Cela étant, les élections législatives devant avoir lieu d'ici quelques mois, les partis allemands alignent évidemment leur position en matière automobile en vue de ce scrutin. À preuve, la décision prise récemment par les cousins politiques des démocrates américains, soit les sociaux-démocrates qui font partie, ne l'oublions pas, de la coalition actuellement au pouvoir. Toujours est-il qu'ils se sont opposés à l'exonération fiscale sur les automobiles achetées au cours de l'année proposée par Merkel. Leur argument? Cette politique est totalement contraire à nos objectifs environnementaux.

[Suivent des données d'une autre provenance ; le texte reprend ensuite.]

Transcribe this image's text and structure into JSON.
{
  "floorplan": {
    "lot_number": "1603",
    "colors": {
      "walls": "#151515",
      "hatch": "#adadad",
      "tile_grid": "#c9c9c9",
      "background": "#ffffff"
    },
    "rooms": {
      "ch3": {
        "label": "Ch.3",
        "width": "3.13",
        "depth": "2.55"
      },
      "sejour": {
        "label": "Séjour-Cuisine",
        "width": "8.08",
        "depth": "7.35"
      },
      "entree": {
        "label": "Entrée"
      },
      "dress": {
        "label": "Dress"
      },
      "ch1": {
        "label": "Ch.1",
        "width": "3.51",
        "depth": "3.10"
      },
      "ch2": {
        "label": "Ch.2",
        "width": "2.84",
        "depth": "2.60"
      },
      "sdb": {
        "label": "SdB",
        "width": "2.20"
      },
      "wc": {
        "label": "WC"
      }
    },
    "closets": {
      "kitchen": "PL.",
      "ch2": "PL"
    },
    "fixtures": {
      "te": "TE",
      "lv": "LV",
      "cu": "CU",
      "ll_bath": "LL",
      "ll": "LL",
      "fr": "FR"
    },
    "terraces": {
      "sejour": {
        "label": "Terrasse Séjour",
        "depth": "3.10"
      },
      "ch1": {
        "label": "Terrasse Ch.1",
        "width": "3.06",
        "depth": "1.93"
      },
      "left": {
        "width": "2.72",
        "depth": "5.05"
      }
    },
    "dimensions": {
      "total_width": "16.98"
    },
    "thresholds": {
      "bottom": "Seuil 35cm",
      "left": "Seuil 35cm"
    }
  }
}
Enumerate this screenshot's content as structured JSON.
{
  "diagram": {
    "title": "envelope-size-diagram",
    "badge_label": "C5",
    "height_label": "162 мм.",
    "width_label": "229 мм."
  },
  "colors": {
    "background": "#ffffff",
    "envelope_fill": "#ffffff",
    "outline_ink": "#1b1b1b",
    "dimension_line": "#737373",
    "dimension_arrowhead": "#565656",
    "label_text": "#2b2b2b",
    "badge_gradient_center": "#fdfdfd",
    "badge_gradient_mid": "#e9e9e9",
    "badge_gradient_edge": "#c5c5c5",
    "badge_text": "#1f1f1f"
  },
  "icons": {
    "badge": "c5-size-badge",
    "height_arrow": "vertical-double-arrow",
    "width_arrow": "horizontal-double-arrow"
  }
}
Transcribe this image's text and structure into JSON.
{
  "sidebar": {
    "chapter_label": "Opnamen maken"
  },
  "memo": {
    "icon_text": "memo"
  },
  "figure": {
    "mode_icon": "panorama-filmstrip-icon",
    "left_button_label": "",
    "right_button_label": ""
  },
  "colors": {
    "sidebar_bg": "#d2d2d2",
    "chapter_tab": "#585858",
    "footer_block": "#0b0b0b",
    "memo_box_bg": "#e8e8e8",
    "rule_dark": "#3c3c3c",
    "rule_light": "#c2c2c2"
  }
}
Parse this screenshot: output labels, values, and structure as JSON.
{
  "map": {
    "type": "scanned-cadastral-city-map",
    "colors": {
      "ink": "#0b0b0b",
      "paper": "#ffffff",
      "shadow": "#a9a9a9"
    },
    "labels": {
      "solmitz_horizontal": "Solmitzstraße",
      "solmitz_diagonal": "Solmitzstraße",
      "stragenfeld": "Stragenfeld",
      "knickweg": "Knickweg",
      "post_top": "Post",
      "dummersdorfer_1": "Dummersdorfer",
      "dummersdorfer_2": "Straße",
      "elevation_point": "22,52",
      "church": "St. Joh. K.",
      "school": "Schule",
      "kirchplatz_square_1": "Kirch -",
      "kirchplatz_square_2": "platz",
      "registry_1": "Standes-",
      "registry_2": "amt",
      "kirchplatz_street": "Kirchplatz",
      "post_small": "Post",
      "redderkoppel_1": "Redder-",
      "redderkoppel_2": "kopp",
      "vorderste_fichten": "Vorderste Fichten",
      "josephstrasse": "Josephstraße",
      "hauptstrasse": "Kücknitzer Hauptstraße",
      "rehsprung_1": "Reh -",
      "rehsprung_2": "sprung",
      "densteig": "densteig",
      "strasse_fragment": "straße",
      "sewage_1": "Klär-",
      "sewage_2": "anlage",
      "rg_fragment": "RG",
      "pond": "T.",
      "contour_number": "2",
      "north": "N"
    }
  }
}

En attendant la suite, une chose est certaine: au cours des derniers mois, tous les constructeurs de la planète ont encaissé des diminutions de ventes telles qu'elles relèvent du carnage. Rien de moins. Les baisses enregistrées par GM, Ford, Chrysler mais aussi par Toyota, Nissan, Honda, Hyundai, Renault, Mercedes, BMW et d'autres que l'on oublie sont de l'ordre du quart ou 25 %. Dans certains cas, c'est pire. À l'évidence, les coûts économiques et sociaux conséquents à d'éventuelles faillites sont tels qu'ils commandent un soutien des États, mais un soutien conditionnel à une restructuration industrielle en phase avec la réalité écologique du monde, un soutien interdisant les parachutes dorés et primes accordés à une bande d'incompétents, comme on l'a observé au cours des vingt dernières années.